Тихий – это был я. (Когда я сидел на премьере «Бега» и вдруг нашел в программке контрразведчика Тихого – кстати, оказавшегося редкостным мерзавцем – я понял, что Михаил Афанасьевич совсем не прост:)
– Почтенный Капитул, – сказал я. – Преемник рабби Лёва получил от некоего товарища Голованова предложение, аналогичное тому, что сам рабби Лёв получил от барона Зеботтендорфа. Вернее, уже не от барона, а от Гиммлера.
– Сразу, значит, к грабежу, без торговли? – кивнул Кузнец. – Да, это по– большевистски.
– Меня смутила реакция преемника. В узком кругу он сказал, что теперь в любом случае Росии конец. Отдаст он тетраграмматон или не отдаст – это в высшем смысле одно и то же…
– А правда ли это? – поднял брови Софроний. – Может, они тебе очи прельстили?
– Меня там не было. Но мой человек там в охране стоял и все слышал.
Преемника зовут рабби Борух, ему двадцать шесть лет, в прошлом он служка рабби Лёва. Он и в сорок втором произвел на меня впечатление фанатика.
А особенно в сорок четвертом, подумал я, вспомнив подвал пиццерии кривого Джакопо. Не от немцев я там прятался…
– Отрок, – сказал мне Софроний, – дело ты сделал хорошее, а теперь поди-ка пройди вокруг избы, отжени беси. Ночь плохая стоит…
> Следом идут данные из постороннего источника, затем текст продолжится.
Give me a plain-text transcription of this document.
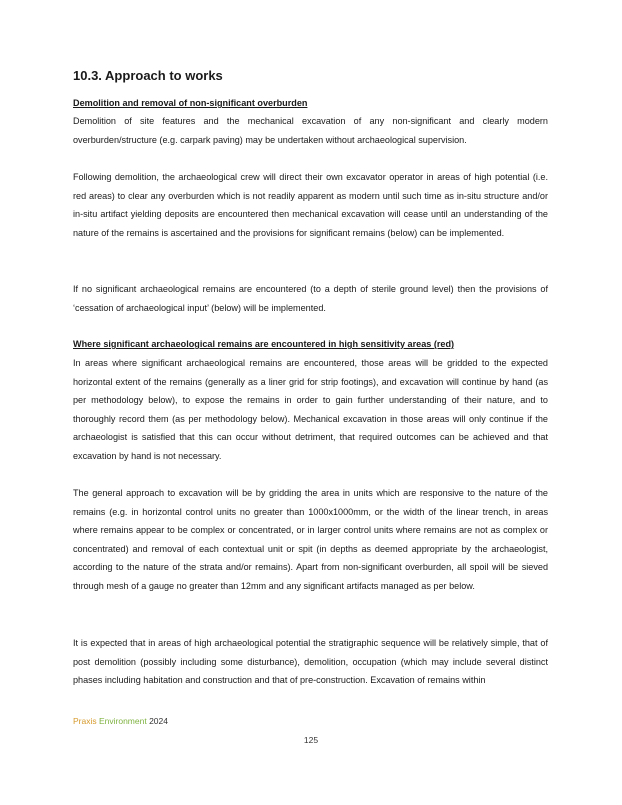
10.3. Approach to works

Demolition and removal of non-significant overburden

Demolition of site features and the mechanical excavation of any non-significant and clearly modern overburden/structure (e.g. carpark paving) may be undertaken without archaeological supervision.

Following demolition, the archaeological crew will direct their own excavator operator in areas of high potential (i.e. red areas) to clear any overburden which is not readily apparent as modern until such time as in-situ structure and/or in-situ artifact yielding deposits are encountered then mechanical excavation will cease until an understanding of the nature of the remains is ascertained and the provisions for significant remains (below) can be implemented.

If no significant archaeological remains are encountered (to a depth of sterile ground level) then the provisions of ‘cessation of archaeological input’ (below) will be implemented.

Where significant archaeological remains are encountered in high sensitivity areas (red)

In areas where significant archaeological remains are encountered, those areas will be gridded to the expected horizontal extent of the remains (generally as a liner grid for strip footings), and excavation will continue by hand (as per methodology below), to expose the remains in order to gain further understanding of their nature, and to thoroughly record them (as per methodology below). Mechanical excavation in those areas will only continue if the archaeologist is satisfied that this can occur without detriment, that required outcomes can be achieved and that excavation by hand is not necessary.

The general approach to excavation will be by gridding the area in units which are responsive to the nature of the remains (e.g. in horizontal control units no greater than 1000x1000mm, or the width of the linear trench, in areas where remains appear to be complex or concentrated, or in larger control units where remains are not as complex or concentrated) and removal of each contextual unit or spit (in depths as deemed appropriate by the archaeologist, according to the nature of the strata and/or remains). Apart from non-significant overburden, all spoil will be sieved through mesh of a gauge no greater than 12mm and any significant artifacts managed as per below.

It is expected that in areas of high archaeological potential the stratigraphic sequence will be relatively simple, that of post demolition (possibly including some disturbance), demolition, occupation (which may include several distinct phases including habitation and construction and that of pre-construction. Excavation of remains within

Praxis Environment 2024
125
Я встал, накинул пальто и открыл дверь. Позади пан Твардовский прокряхтел: «Враг внутрений суть жиды, поляки и студенты:» – и заскрипел половицами. «Стояла тихая ночь святого Варфоломея», – припомнилась мне чья-то – Эмиля Кроткого? – шутка. Низкие над городом тучи отливали багровым. Сыпалось что– то мелкое и очень холодное: то ли мокрый снег, то ли замерзающий на лету дождь.
– Шухера нет, – негромко сказал из темноты телефонный вор Женя Ашхабадский, официальный квартиросъемщик. Три года назад за умение подражать чужим голосам Кузнец вытащил его из Таганки. С тех пор Женя искренне считал Пятый Рим самой крутой бандой в стране. На Кузнеца же имел зуб, поскольку тот, выписывая Жене свидетельство о смерти, в графе «причина» указал: «мертворожденность» . Несмотря на неандертальскую внешность, Женя был начитан, толковал Писание, любил рассказывать истории о воре-подрывнике по кличке Завгар, писал недурные стихи и исполнял их под гитару. На груди у него была татуировка «Нет жизни без Кришны»: – Даже снегири кочумают…
– Погрейся, Женя, – сказал я. – Только в комнаты не ходи – на кухню…
Он скрылся в дверях.
Вышел пан Твардовский, доставая из нагрудного кармана пиджака длиннейший чубук. Потом он долго возился с кисетом. Я поднес ему огонек.